2. 본 Colab 환경에 `train.txt`, `dev.txt`, `test.txt` 파일을 업로드합니다.
3. `%ls` command 를 실행했을 때, `sample_data/  test.txt  train.txt  valid.txt` 가 나오면 성공적으로 데이터 준비가 완료된 것 입니다.

In [None]:
%ls

In [None]:
# EDA(Exploratory Data Analysis)
path_train = './train.txt'
with open(path_train, 'r', encoding="utf8") as f:
    corpus_train = f.readlines()    

# train dataset 크기 확인
print(len(corpus_train))

# 처음 10 문장을 print 해 봅시다.
for sent in corpus_train[:10]:
    print(sent)

### 1. 데이터 클래스 준비


*   `Dictionary`: 데이터에 등장하는 어휘의 집합. 집합 내 어휘를 unique한 id에 mapping 합니다.
*  `Corpus`: 모델의 학습, 테스트 과정에서 사용되는 입력을 준비합니다. 데이터를 load 하고 dictionary 를 생성합니다. 데이터를 tokenize 하고 생성한 dictionary 를 이용해 각 단어(tokenize 된 output)를 id로 변환합니다.



In [None]:
import os
from io import open
import torch

class Dictionary(object):
    def __init__(self):
        self.word2idx = {}
        self.idx2word = []

    def add_word(self, word):
        if word not in self.word2idx:
            self.idx2word.append(word)
            self.word2idx[word] = len(self.idx2word) - 1
        return self.word2idx[word]

    def __len__(self):
        return len(self.idx2word)

class Corpus(object):
    def __init__(self, path):
        self.dictionary = Dictionary()
        self.train = self.tokenize(os.path.join(path, 'train.txt'))
        self.valid = self.tokenize(os.path.join(path, 'valid.txt'))
        self.test = self.tokenize(os.path.join(path, 'test.txt'))

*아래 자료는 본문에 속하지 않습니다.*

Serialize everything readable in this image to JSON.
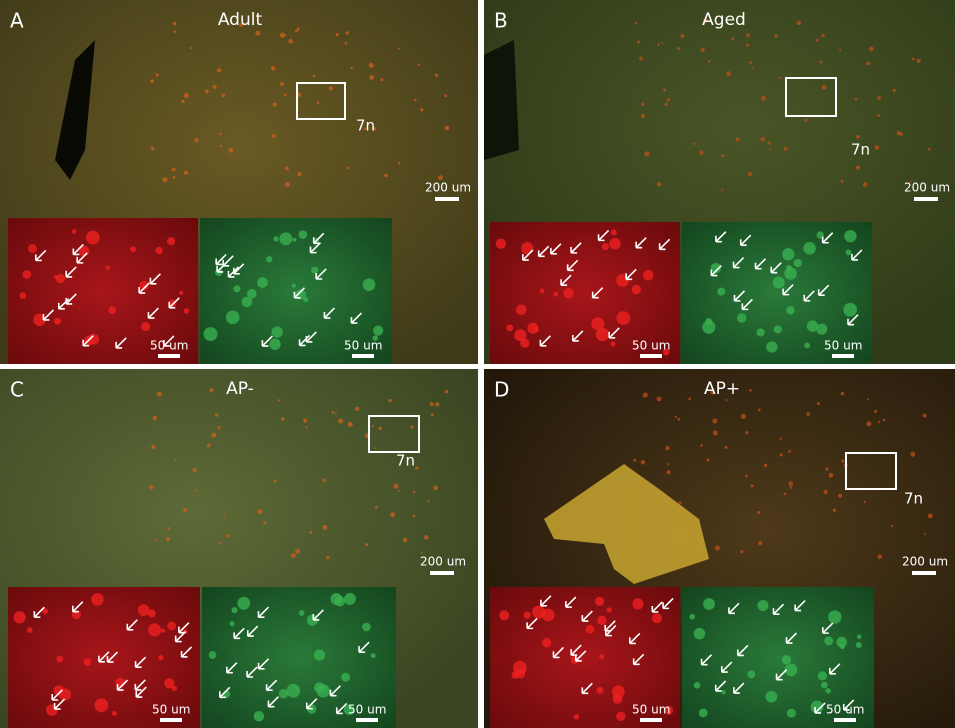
{
  "panels": [
    {
      "letter": "A",
      "title": "Adult",
      "region_label": "7n",
      "scale_label": "200 um",
      "insets": [
        {
          "scale_label": "50 um"
        },
        {
          "scale_label": "50 um"
        }
      ]
    },
    {
      "letter": "B",
      "title": "Aged",
      "region_label": "7n",
      "scale_label": "200 um",
      "insets": [
        {
          "scale_label": "50 um"
        },
        {
          "scale_label": "50 um"
        }
      ]
    },
    {
      "letter": "C",
      "title": "AP-",
      "region_label": "7n",
      "scale_label": "200 um",
      "insets": [
        {
          "scale_label": "50 um"
        },
        {
          "scale_label": "50 um"
        }
      ]
    },
    {
      "letter": "D",
      "title": "AP+",
      "region_label": "7n",
      "scale_label": "200 um",
      "insets": [
        {
          "scale_label": "50 um"
        },
        {
          "scale_label": "50 um"
        }
      ]
    }
  ]
}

    def tokenize(self, path):
        """Tokenizes a text file."""
        assert os.path.exists(path)
        # Add words to the dictionary
        with open(path, 'r', encoding="utf8") as f:
            for line in f:
                words = line.split() + ['<eos>']
                for word in words:
                    self.dictionary.add_word(word)

        # Tokenize file content
        with open(path, 'r', encoding="utf8") as f:
            idss = []
            for line in f:
                words = line.split() + ['<eos>']
                ids = []
                for word in words:
                    ids.append(self.dictionary.word2idx[word])
                idss.append(torch.tensor(ids).type(torch.int64))
            ids = torch.cat(idss)

        return ids

**Question**

1. 현재 코드는 `train`, `dev`, `test` 데이터를 모두 dictionary 에 포함하고 있습니다. 이때 발생할 수 있는 문제점은 무엇일까요?
2. 1에서 발생한 문제점을 해결하기 위해서는 어떻게 바꿔야 할까요?

**Answer**

1. `test` 데이터는 학습할 때 사용할 수 없는 것이 원칙임. `test` 데이터를 이용해 dictionary 로 구성하는 것은 정답을 미리 보는 것과 같은 cheating 에 해당함.
2. `train` 으로만 dictionary 를 생성하고 `UNK` token 을 사용해야 함.

In [None]:
# corpus 확인
path = './'
corpus = Corpus(path)

print(corpus.train.size())
print(corpus.valid.size())
print(corpus.test.size())

In [None]:
# Corpus module 에 의해 데이터가 tokenize 되어 저장된 것을 확인 할 수 있습니다.
print(corpus.train[:10])

### 2. 모델 아키텍처 준비


*   `RNNModel`: Encoder, RNN module, decoder 를 포함한 컨테이너 모듈.
<!-- *   `PositionalEncoding`: `TransformerModel` 에 필요한 positional encoding 모듈. `TransformerModel`: Encoder, Transformer module, decoder 를 포함한 컨테이너 모듈. -->



In [None]:
import math
import torch
import torch.nn as nn
import torch.nn.functional as F

class RNNModel(nn.Module):
    """Container module with an encoder, a recurrent module, and a decoder."""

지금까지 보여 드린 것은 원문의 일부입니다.